I came across a brilliant blog yesterday by a New York waiter,
Waiter Rant. Again, it humbled me and reminded me of the tremendous value of the Internet in that it allows such genius to express itself to the world and flourish almost without constraint. I understand and appreciate what the blogger has to say as I am myself a waiter (one of my many hats in being a restauranteur). If only I had the self-discipline to write down all the stories.

Today is the start of the week for my restaurant, Amazing Thai, which my wife and I have operated now for three-and-a-half years. By restaurant standards, our week is rather short in that we close on Sundays and Mondays and are open only for dinner on Saturday. We made the choice when we opened the restaurant, to allow ourselves some time. And naturally, part of that time off is spent on other restaurant matters (bookeeping, planning, purchasing, cleaning). In addition to my wife and I, we have a staff of four -- three cooks and a waitress/kitchen helper. The latter helps us on Friday and Saturday nights when it is really busy, one of the cooks serves as assistant manager and primary cook, and we have one lunch cook and one dinner cook. Normally, two cooks and one server (my wife or I) staff the place.

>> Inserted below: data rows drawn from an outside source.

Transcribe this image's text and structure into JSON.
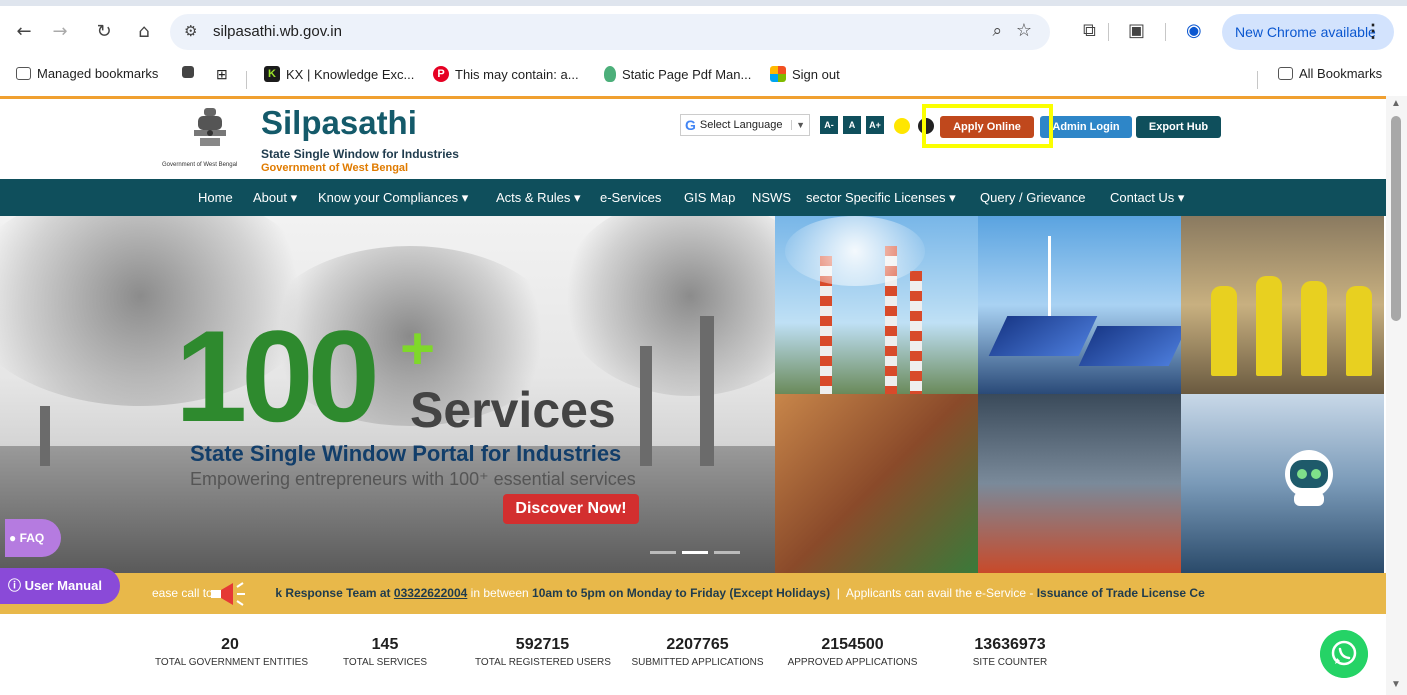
{
  "browser": {
    "url": "silpasathi.wb.gov.in",
    "new_chrome_label": "New Chrome available",
    "bookmarks": [
      {
        "label": "Managed bookmarks"
      },
      {
        "label": "KX | Knowledge Exc..."
      },
      {
        "label": "This may contain: a..."
      },
      {
        "label": "Static Page Pdf Man..."
      },
      {
        "label": "Sign out"
      }
    ],
    "all_bookmarks_label": "All Bookmarks"
  },
  "header": {
    "brand_title": "Silpasathi",
    "brand_subtitle": "State Single Window for Industries",
    "brand_gov": "Government of West Bengal",
    "emblem_caption": "Government of West Bengal",
    "select_language": "Select Language",
    "font_sizes": [
      "A-",
      "A",
      "A+"
    ],
    "apply_online": "Apply Online",
    "admin_login": "Admin Login",
    "export_hub": "Export Hub"
  },
  "nav": {
    "items": [
      "Home",
      "About ▾",
      "Know your Compliances ▾",
      "Acts & Rules ▾",
      "e-Services",
      "GIS Map",
      "NSWS",
      "sector Specific Licenses ▾",
      "Query / Grievance",
      "Contact Us ▾"
    ]
  },
  "hero": {
    "big_number": "100",
    "plus": "+",
    "services_word": "Services",
    "tagline": "State Single Window Portal for Industries",
    "subline": "Empowering entrepreneurs with 100⁺ essential services",
    "cta": "Discover Now!"
  },
  "side_buttons": {
    "faq": "FAQ",
    "user_manual": "User Manual"
  },
  "ticker": {
    "lead": "ease call to",
    "team_label": "k Response Team at",
    "phone": "03322622004",
    "mid": "in between",
    "hours": "10am to 5pm on Monday to Friday (Except Holidays)",
    "sep": "|",
    "tail": "Applicants can avail the e-Service -",
    "tail_bold": "Issuance of Trade License Ce"
  },
  "stats": [
    {
      "value": "20",
      "label": "TOTAL GOVERNMENT ENTITIES"
    },
    {
      "value": "145",
      "label": "TOTAL SERVICES"
    },
    {
      "value": "592715",
      "label": "TOTAL REGISTERED USERS"
    },
    {
      "value": "2207765",
      "label": "SUBMITTED APPLICATIONS"
    },
    {
      "value": "2154500",
      "label": "APPROVED APPLICATIONS"
    },
    {
      "value": "13636973",
      "label": "SITE COUNTER"
    }
  ],
  "colors": {
    "brand_teal": "#0f4f5c",
    "apply_orange": "#c0481c",
    "highlight_yellow": "#fbff00",
    "ticker_gold": "#e8b84a"
  }
}
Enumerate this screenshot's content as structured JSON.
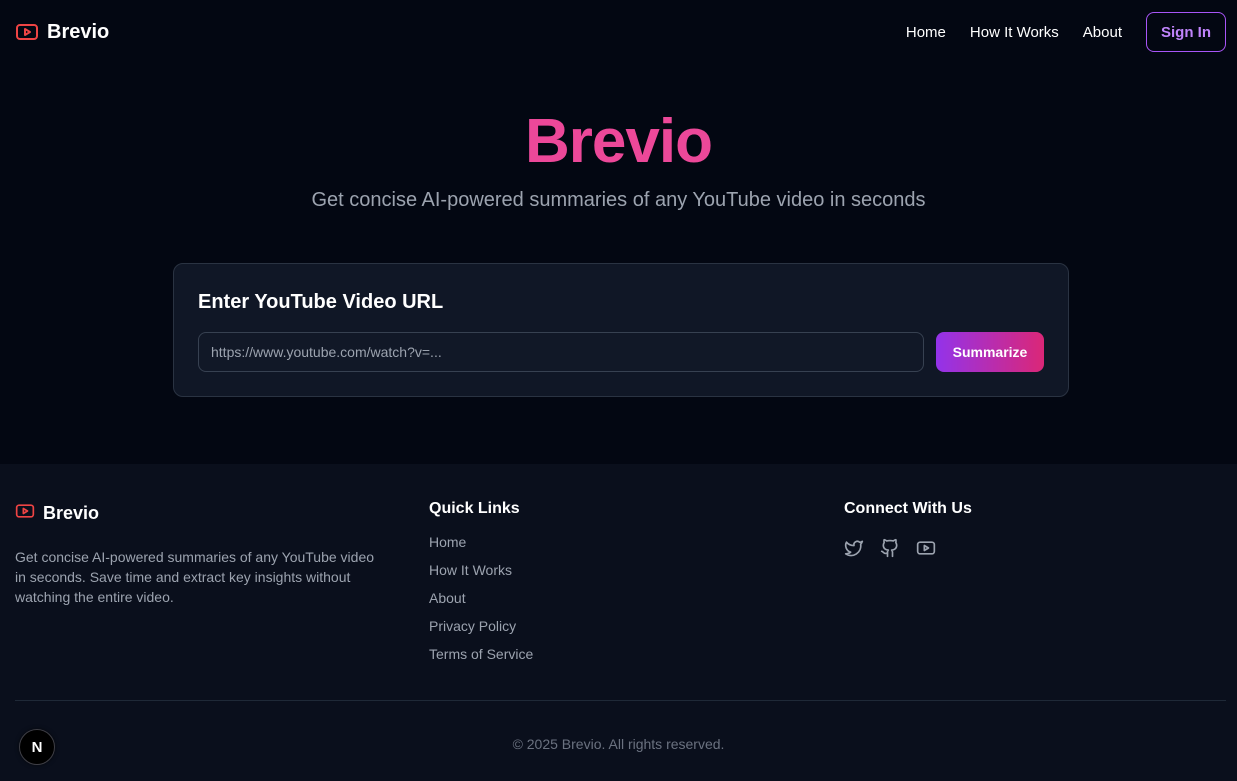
{
  "colors": {
    "background": "#030712",
    "accent_pink": "#ec4899",
    "accent_purple": "#a855f7",
    "logo_red": "#ef4444",
    "card_bg": "#101726",
    "footer_bg": "#0a0f1c"
  },
  "header": {
    "brand": "Brevio",
    "logo_icon": "youtube-play-icon",
    "nav": [
      "Home",
      "How It Works",
      "About"
    ],
    "signin_label": "Sign In"
  },
  "hero": {
    "title": "Brevio",
    "subtitle": "Get concise AI-powered summaries of any YouTube video in seconds"
  },
  "card": {
    "title": "Enter YouTube Video URL",
    "input_placeholder": "https://www.youtube.com/watch?v=...",
    "input_value": "",
    "button_label": "Summarize"
  },
  "footer": {
    "brand": "Brevio",
    "description": "Get concise AI-powered summaries of any YouTube video in seconds. Save time and extract key insights without watching the entire video.",
    "quick_links_heading": "Quick Links",
    "quick_links": [
      "Home",
      "How It Works",
      "About",
      "Privacy Policy",
      "Terms of Service"
    ],
    "connect_heading": "Connect With Us",
    "social_icons": [
      "twitter-icon",
      "github-icon",
      "youtube-icon"
    ],
    "copyright": "© 2025 Brevio. All rights reserved."
  },
  "dev_badge": "N"
}
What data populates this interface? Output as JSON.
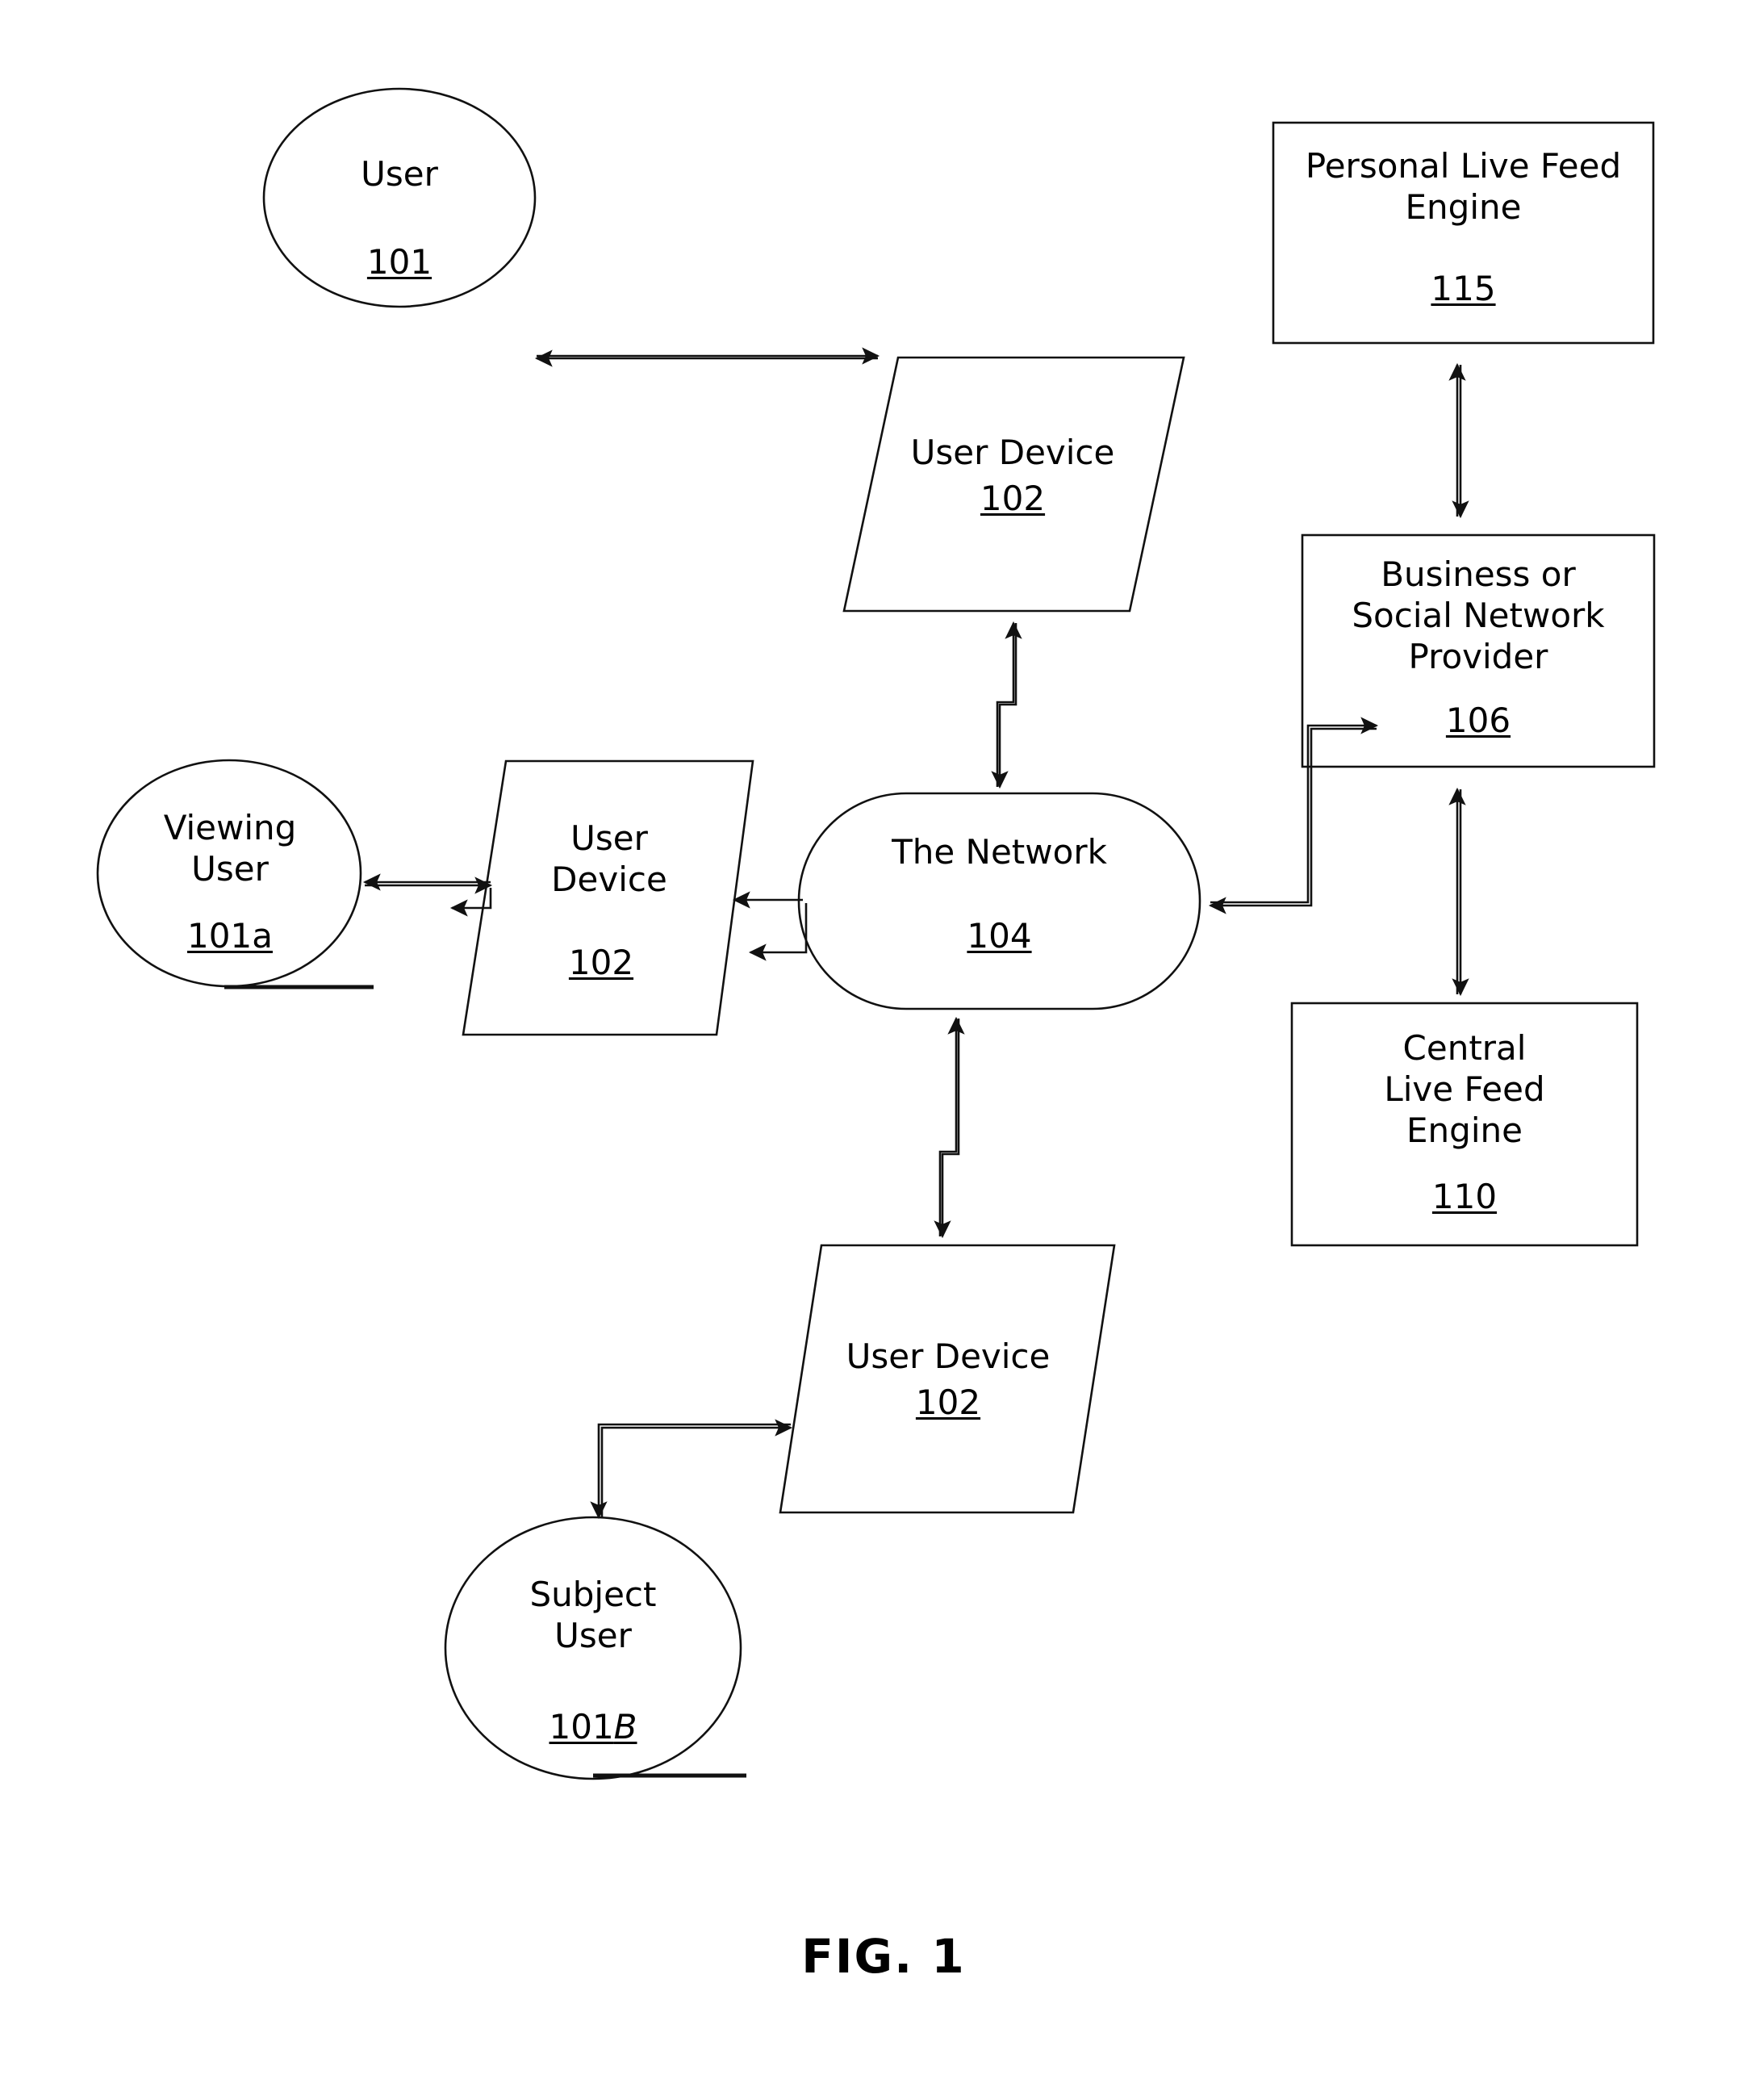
{
  "figure": {
    "caption": "FIG. 1",
    "type": "patent-system-architecture-diagram",
    "stroke_color": "#000000",
    "background_color": "#ffffff"
  },
  "nodes": {
    "user": {
      "label": "User",
      "number": "101",
      "shape": "ellipse"
    },
    "user_device_top": {
      "label": "User Device",
      "number": "102",
      "shape": "parallelogram"
    },
    "personal_live_feed_engine": {
      "label": "Personal Live Feed\nEngine",
      "number": "115",
      "shape": "rectangle"
    },
    "business_social_network_provider": {
      "label": "Business or\nSocial Network\nProvider",
      "number": "106",
      "shape": "rectangle"
    },
    "network": {
      "label": "The Network",
      "number": "104",
      "shape": "rounded-rectangle"
    },
    "viewing_user": {
      "label": "Viewing\nUser",
      "number": "101a",
      "shape": "ellipse"
    },
    "user_device_left": {
      "label": "User\nDevice",
      "number": "102",
      "shape": "parallelogram"
    },
    "central_live_feed_engine": {
      "label": "Central\nLive Feed\nEngine",
      "number": "110",
      "shape": "rectangle"
    },
    "user_device_bottom": {
      "label": "User Device",
      "number": "102",
      "shape": "parallelogram"
    },
    "subject_user": {
      "label": "Subject\nUser",
      "number_prefix": "101",
      "number_suffix": "B",
      "shape": "ellipse"
    }
  },
  "connections": [
    {
      "from": "user_device_top",
      "to": "user",
      "style": "double-arrow",
      "path": "horizontal"
    },
    {
      "from": "user_device_top",
      "to": "network",
      "style": "double-arrow",
      "path": "z-jog"
    },
    {
      "from": "personal_live_feed_engine",
      "to": "business_social_network_provider",
      "style": "double-arrow",
      "path": "vertical"
    },
    {
      "from": "business_social_network_provider",
      "to": "central_live_feed_engine",
      "style": "double-arrow",
      "path": "vertical"
    },
    {
      "from": "network",
      "to": "business_social_network_provider",
      "style": "double-arrow",
      "path": "bracket-right"
    },
    {
      "from": "network",
      "to": "user_device_left",
      "style": "double-arrow",
      "path": "horizontal-short"
    },
    {
      "from": "user_device_left",
      "to": "viewing_user",
      "style": "double-arrow",
      "path": "horizontal"
    },
    {
      "from": "network",
      "to": "user_device_bottom",
      "style": "double-arrow",
      "path": "z-jog"
    },
    {
      "from": "user_device_bottom",
      "to": "subject_user",
      "style": "double-arrow",
      "path": "bracket-left"
    }
  ]
}
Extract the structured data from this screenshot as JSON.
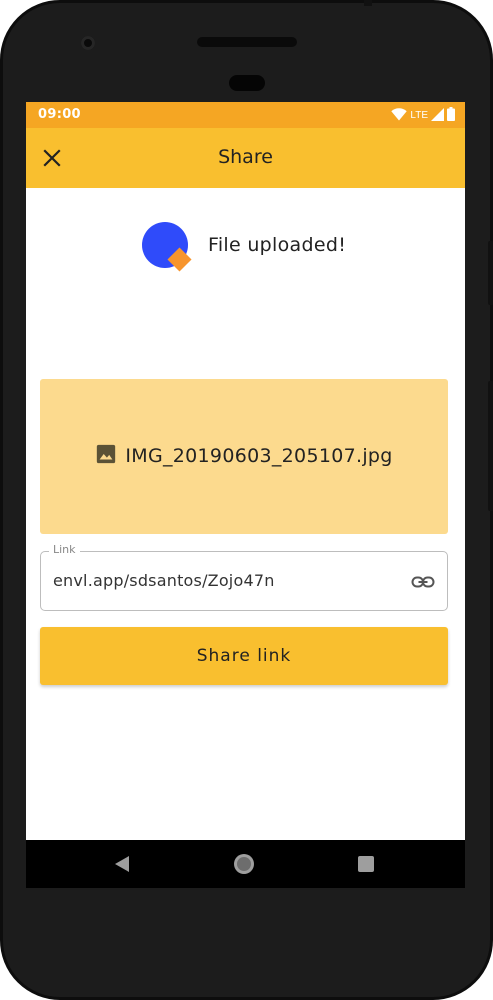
{
  "status_bar": {
    "time": "09:00",
    "network": "LTE"
  },
  "app_bar": {
    "title": "Share",
    "close_icon": "close-icon"
  },
  "upload": {
    "message": "File uploaded!",
    "logo": "app-logo"
  },
  "file": {
    "icon": "image-icon",
    "name": "IMG_20190603_205107.jpg"
  },
  "link_field": {
    "label": "Link",
    "value": "envl.app/sdsantos/Zojo47n",
    "icon": "link-icon"
  },
  "share_button": {
    "label": "Share link"
  },
  "nav_bar": {
    "back": "back-icon",
    "home": "home-icon",
    "recent": "recent-apps-icon"
  },
  "colors": {
    "status_bar": "#f5a623",
    "app_bar": "#f9bf2f",
    "file_card": "#fcda8e",
    "logo_circle": "#2f4bfa",
    "logo_diamond": "#f7952d"
  }
}
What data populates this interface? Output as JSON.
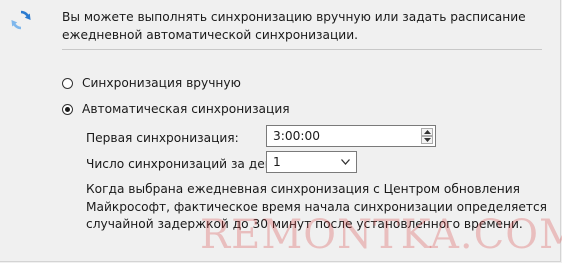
{
  "header": {
    "icon": "sync-icon",
    "text": "Вы можете выполнять синхронизацию вручную или задать расписание ежедневной автоматической синхронизации."
  },
  "options": {
    "manual_label": "Синхронизация вручную",
    "auto_label": "Автоматическая синхронизация",
    "selected": "auto"
  },
  "schedule": {
    "first_sync_label": "Первая синхронизация:",
    "first_sync_value": "3:00:00",
    "count_label": "Число синхронизаций за день:",
    "count_value": "1"
  },
  "description": "Когда выбрана ежедневная синхронизация с Центром обновления Майкрософт, фактическое время начала синхронизации определяется случайной задержкой до 30 минут после установленного времени.",
  "watermark": "REMONTKA.COM",
  "colors": {
    "icon_blue": "#2b7bd0",
    "icon_light": "#7fb7ec",
    "watermark": "#d73c3c"
  }
}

The restaurant has done exceptionally well since day one, with a devoted customer base that appreciates our great food and service. We are small -- only eight tables -- but cozy and classy. The atmosphere is very Thai with the walls filled with Thai pictures and the shelves with Thai mementoes. Our prices are mid-range, which opens us to customers from all strata. In many ways, our cuisine is comfort food and we are a neighborhood restaurant.

The interesting thing is that before we opened the restaurant, neither my wife nor I had any restaurant experience (other than as diners). Friends feared for our failure, aware of the stats on business failure in this field. I, however did have small business experience from ten years back, plus a business degree. And my wife is a terrific cook. We are both teachers, which helps immensely when it comes to training the staff, particularly the cooks. It has helped also, that we have had no direct competition since we opened the business. We are the only Thai restaurant in town.